The distributed system is organized logically
as a tree with multiple processing nodes at
the top (level 0). At each level in the tree below the top, a node
recognizes a primary node in the level above it, an
alternate in the level above it to be used in case of primary
failure, peer nodes (sharing the same primary node) at the same level,
and nodes for which it is the primary. No one processing node in a
system is crucial to the operation of the system.
Logical Hierarchy of Processors in a System
When the evaluation of a graph of one or more task tokens and streams is requested, the evaluation is performed locally (if possible). As opportunities for data and control parallelism become apparent, the tasks will be assigned to additional remote processing nodes. This assignment of tasks to processing resources is not done in a single step. Rather, the assignment is done hierachically. When a task is to be applied to a stream, and the stream and task parameters indicate that it may be ``split'' to provide parallelism, the task is subdivided and dispatched to processors in the next level of the hierarchy. Upon evaluation, these processors may further subdivide the task and dispatch it to even lower levels.
This has two effects:
In performing the initial task subdivision and assignment at the top level of the logical organization, the remote computational resources are modeled as aggregates. When a finer subdivision is performed in the next level it utilizes a more local (and hopefully more accurate) model of available resources. This attempt to ameliorate the effects of errors in the model of remote computational resources.
Once the ``scheduling'', or mapping onto currently available processor resources is performed, the dataflow graph is executed relatively independently of the originating node. The ``serial'' portions of the application will be scheduled for execution on the primary node, but may migrate to alternates (which become primaries and name new alternates) if needed (e.g. due to overloading or failure of the originating node.)
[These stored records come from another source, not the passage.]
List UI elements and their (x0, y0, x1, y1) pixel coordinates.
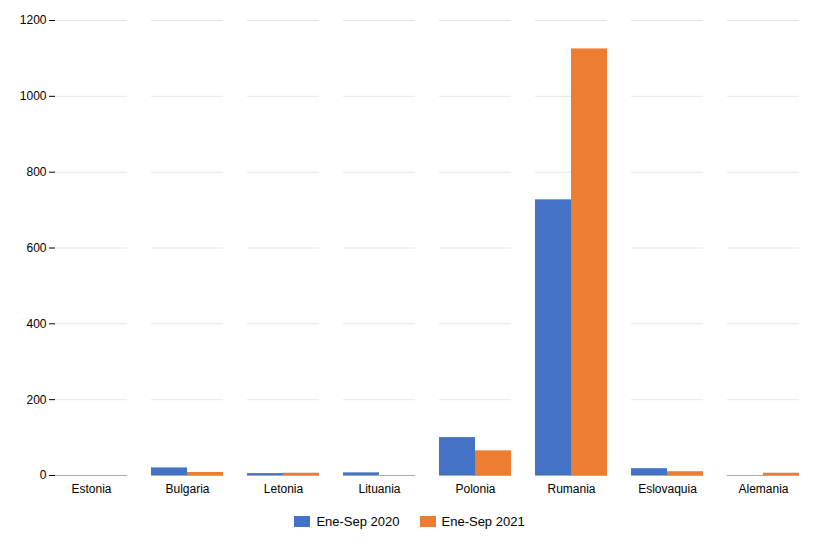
svg-text:Polonia: Polonia (455, 482, 495, 496)
html-text:Ene-Sep 2020: Ene-Sep 2020 (316, 514, 400, 529)
html-text:Ene-Sep 2021: Ene-Sep 2021 (441, 514, 525, 529)
svg-text:600: 600 (26, 241, 46, 255)
svg-text:Rumania: Rumania (547, 482, 595, 496)
svg-text:Bulgaria: Bulgaria (165, 482, 209, 496)
svg-text:Letonia: Letonia (264, 482, 304, 496)
svg-text:Estonia: Estonia (71, 482, 111, 496)
svg-text:1200: 1200 (20, 13, 47, 27)
svg-text:0: 0 (40, 468, 47, 482)
svg-text:200: 200 (26, 393, 46, 407)
svg-text:800: 800 (26, 165, 46, 179)
svg-text:400: 400 (26, 317, 46, 331)
svg-text:Lituania: Lituania (358, 482, 400, 496)
svg-text:1000: 1000 (20, 89, 47, 103)
svg-text:Eslovaquia: Eslovaquia (638, 482, 697, 496)
svg-text:Alemania: Alemania (738, 482, 788, 496)
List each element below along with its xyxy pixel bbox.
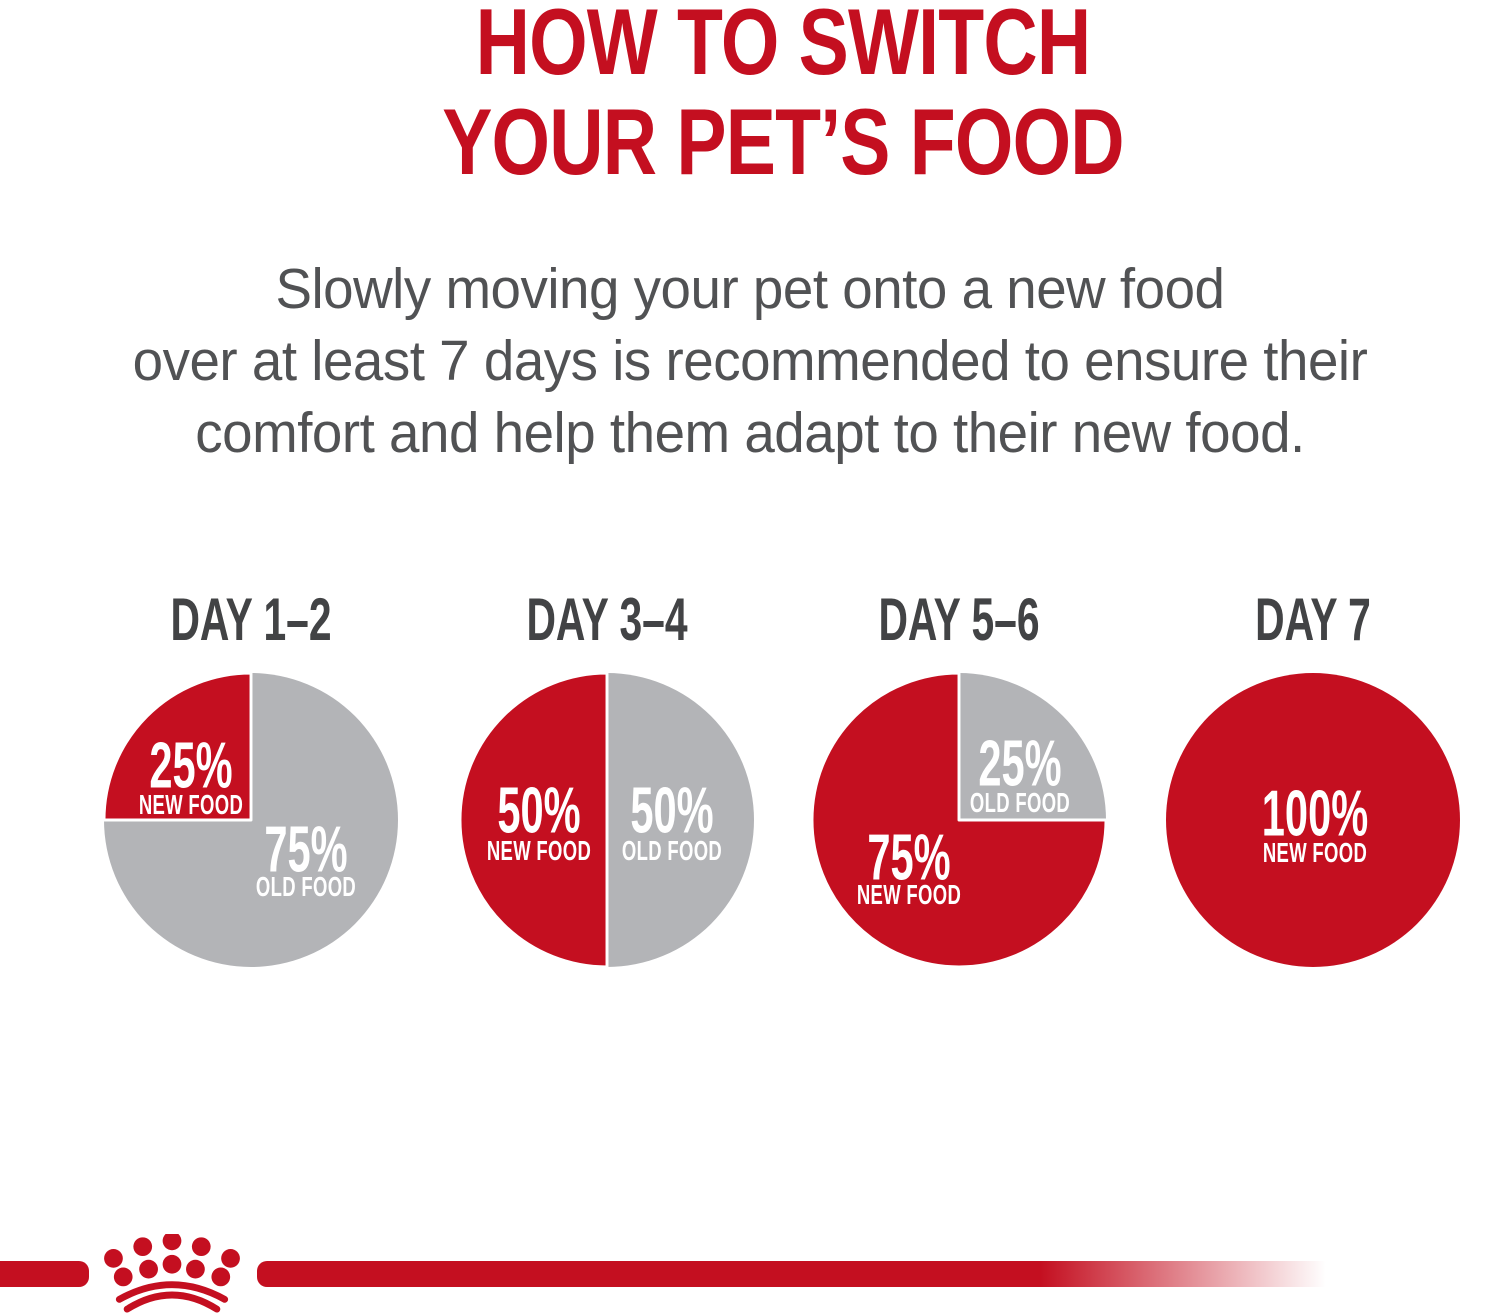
pie1-old-food-label: OLD FOOD <box>255 871 357 902</box>
pie-chart-day-1-2: 25% NEW FOOD 75% OLD FOOD <box>104 673 398 967</box>
day-7-label: DAY 7 <box>1255 586 1371 653</box>
pie2-old-food-percent: 50% <box>630 773 714 847</box>
pie-day-5-6-graphic <box>812 673 1106 967</box>
pie-chart-day-7: 100% NEW FOOD <box>1166 673 1460 967</box>
page-title-line2: YOUR PET’S FOOD <box>442 89 1124 194</box>
pie-day-3-4-graphic <box>460 673 754 967</box>
day-3-4-label: DAY 3–4 <box>526 586 688 653</box>
royal-canin-crown-icon <box>104 1234 240 1313</box>
new-food-slice <box>104 673 253 822</box>
day-5-6-label: DAY 5–6 <box>878 586 1040 653</box>
pie3-old-food-percent: 25% <box>978 726 1062 800</box>
subtitle-line3: comfort and help them adapt to their new… <box>195 401 1305 465</box>
footer-rule-right <box>257 1261 1500 1287</box>
pie4-new-food-label: NEW FOOD <box>1262 837 1368 868</box>
pie-day-7-graphic <box>1166 673 1460 967</box>
page-title: HOW TO SWITCH YOUR PET’S FOOD <box>183 0 1383 192</box>
pie-chart-day-5-6: 25% OLD FOOD 75% NEW FOOD <box>812 673 1106 967</box>
pie-chart-day-3-4: 50% NEW FOOD 50% OLD FOOD <box>460 673 754 967</box>
pie1-new-food-percent: 25% <box>149 728 233 802</box>
pie1-old-food-percent: 75% <box>264 812 348 886</box>
subtitle-line2: over at least 7 days is recommended to e… <box>132 329 1368 393</box>
page-title-line1: HOW TO SWITCH <box>475 0 1092 94</box>
new-food-slice <box>460 673 609 967</box>
pie4-new-food-percent: 100% <box>1261 776 1369 850</box>
new-food-slice <box>1166 673 1460 967</box>
pie3-new-food-percent: 75% <box>867 820 951 894</box>
pie2-old-food-label: OLD FOOD <box>621 835 723 866</box>
pie-day-1-2-graphic <box>104 673 398 967</box>
pie3-old-food-label: OLD FOOD <box>969 787 1071 818</box>
new-food-slice <box>812 673 1106 967</box>
pie2-new-food-label: NEW FOOD <box>486 835 592 866</box>
page-subtitle: Slowly moving your pet onto a new food o… <box>30 253 1470 469</box>
subtitle-line1: Slowly moving your pet onto a new food <box>275 257 1225 321</box>
pie1-new-food-label: NEW FOOD <box>138 789 244 820</box>
day-1-2-label: DAY 1–2 <box>170 586 332 653</box>
footer-rule-left <box>0 1261 89 1287</box>
pie3-new-food-label: NEW FOOD <box>856 879 962 910</box>
pie2-new-food-percent: 50% <box>497 773 581 847</box>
In a similar manner, the data storage for streams and other distributed data objects is allocated and searched in a hierarchical manner. When a particular context of a stream is referenced by the parameters of a task, and the stream isn't known to the processor node, it queries other nodes in the system for information about the stream. Cues about which remote nodes might have a particular context of the stream is part of the stream data structure replicated on each node in a system accessing that stream.